Дашкова будто теперь только поняла значение того, что от нее требуют.

«Конечно, цель эта важная, – думала она, – но средство достижения этой цели – бабье. Это все слишком просто, глупо!» Вот если бы ей поручили составить une trame[4], собрать кучку людей, замаскировать их и ночью, окружив дом Гольца, похитить у него все бумаги!.. О, тогда бы!.. Она еще вчера читала, что так поступили недавно с тосканским резидентом в Мадриде. Вот на такой романический подвиг княгиня полетела бы с наслаждением!

– Хорошо, я поеду, – выговорила она наконец сквозь зубы. – И даже сделаю так, как всегда поступаю с лекарством. Уж если нужно avaler ane tisane[5], то поскорее, сразу.

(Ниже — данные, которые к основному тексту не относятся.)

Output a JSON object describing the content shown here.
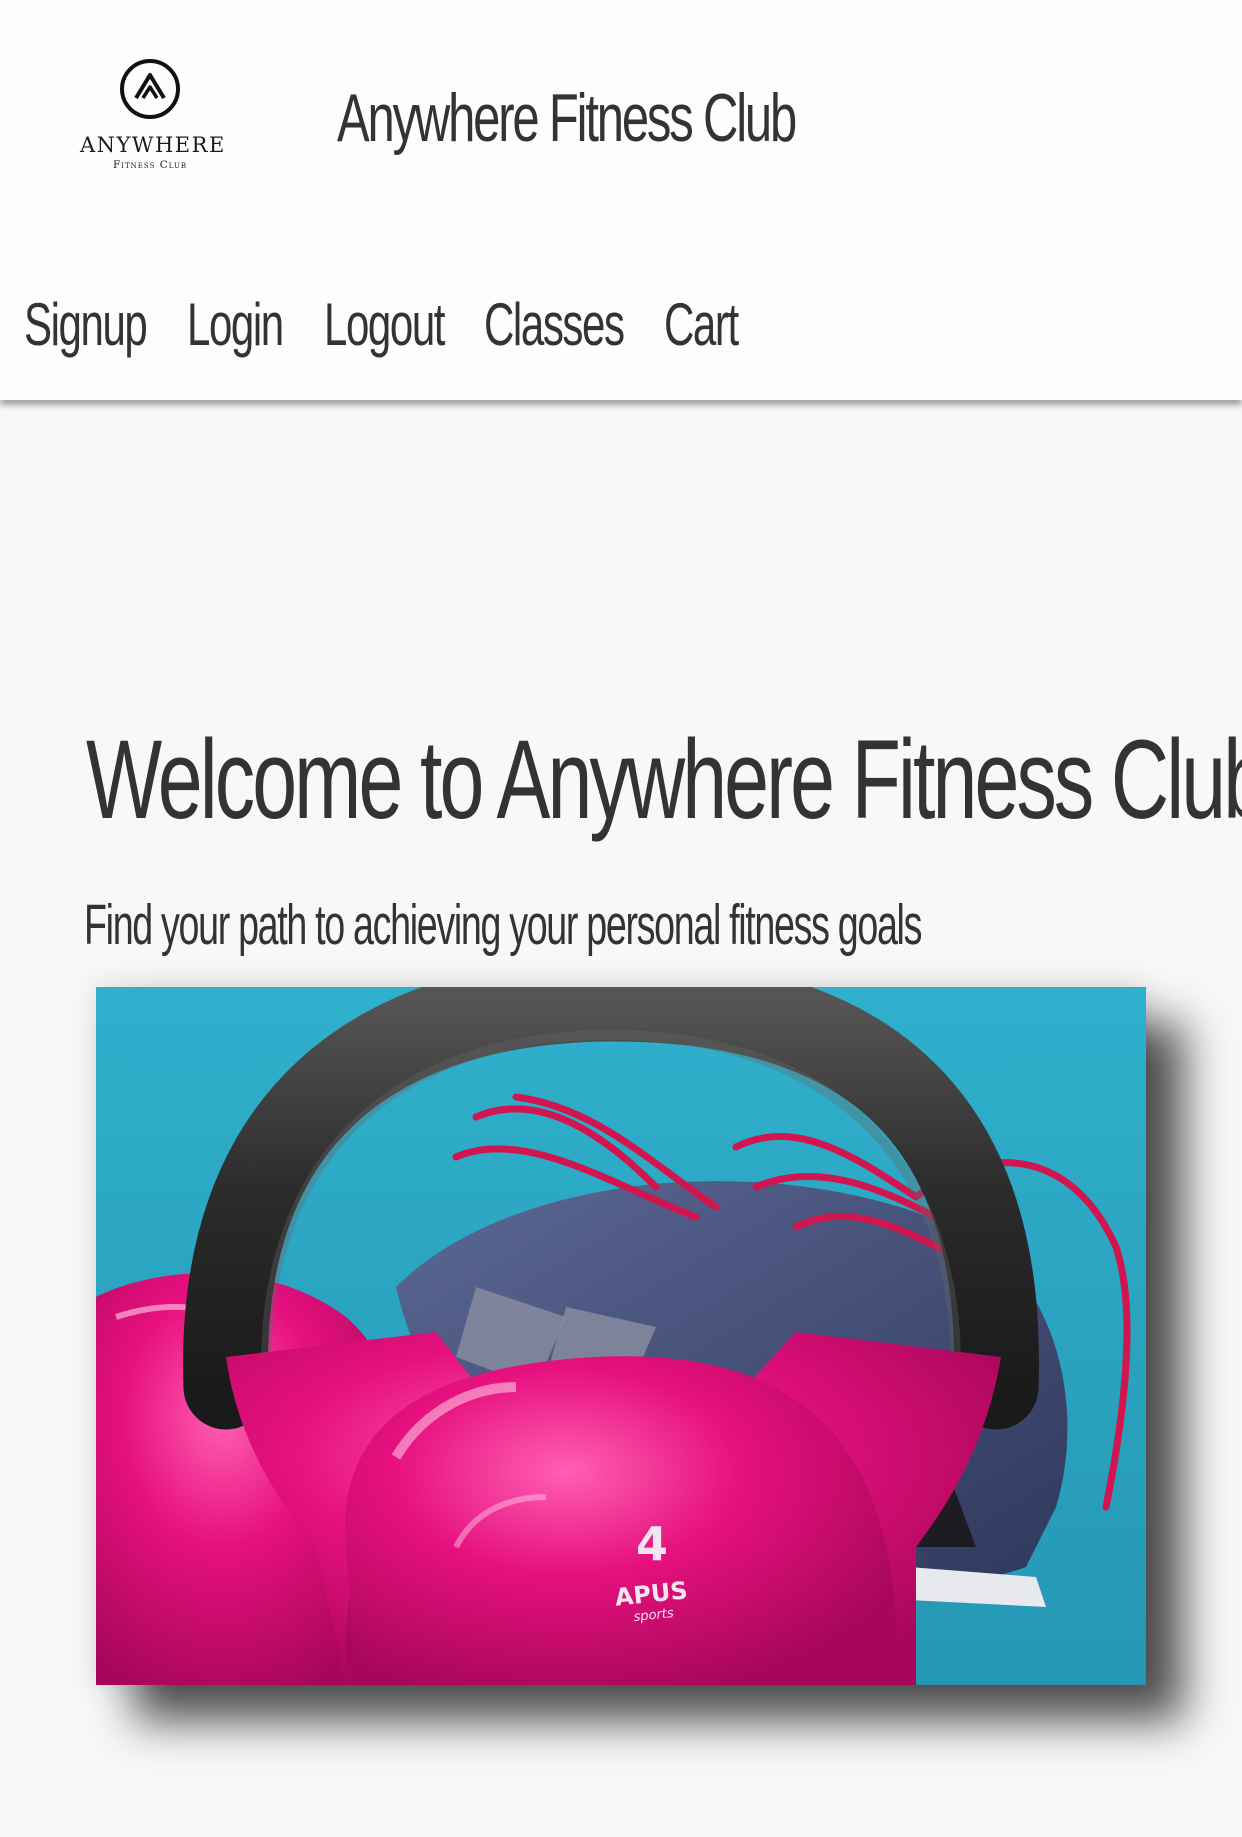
{
  "header": {
    "logo_text": "ANYWHERE",
    "logo_subtext": "Fitness Club",
    "site_title": "Anywhere Fitness Club"
  },
  "nav": {
    "items": [
      {
        "label": "Signup"
      },
      {
        "label": "Login"
      },
      {
        "label": "Logout"
      },
      {
        "label": "Classes"
      },
      {
        "label": "Cart"
      }
    ]
  },
  "hero": {
    "title": "Welcome to Anywhere Fitness Club",
    "subtitle": "Find your path to achieving your personal fitness goals",
    "image": {
      "kettlebell_weight": "4",
      "kettlebell_brand": "APUS",
      "kettlebell_brand_sub": "sports",
      "colors": {
        "background": "#2aa5c2",
        "kettlebell": "#e6107e",
        "handle": "#2b2b2b",
        "shoe": "#44507a",
        "laces": "#d0154f"
      }
    }
  },
  "colors": {
    "page_background": "#f8f8f8",
    "text": "#333333"
  }
}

Зажмуриться и проглотить!

– Пожалуй, сразу – хорошо, – улыбнулась государыня, – но когда что делаешь, не надо жмуриться: этим только себя обманываешь и как раз прозеваешь что-нибудь, хоть бы, например, муху с лекарством проглотишь.

И Екатерина Алексеевна рассмеялась, но невеселым смехом. За последнее время ей редко случалось смеяться от души.

– Ну, с такой замечательно умной женщиной, как Елизавета Романовна, трудно прозевать что-либо! – презрительно сказала Дашкова, пожимая плечами, и прибавила: – En voila une, qui n,inventerait pes la poudre[6].

– De la poudre aux yeux… Que si…[7] Поэтому советую вам все-таки дорогой приготовиться, княгиня, – сказала государыня. – Будьте мудрее змия, хитрее лисы и ласковее овечки, когда будете беседовать с графиней Воронцовой. Вечером мы будем вас ждать.

2

Они оба слова не скажут даже под пушкой (фр.).

3

На кого нам рассчитывать (фр.).

4

Заговор (фр.).

5

Выпить снадобье (фр.).

6

Это та, что не станет изобретать порох (фр.).

7

Пускает пыль в глаза… (фр.) (Игра слов: «la poudre» по-французски и порох и пыль.)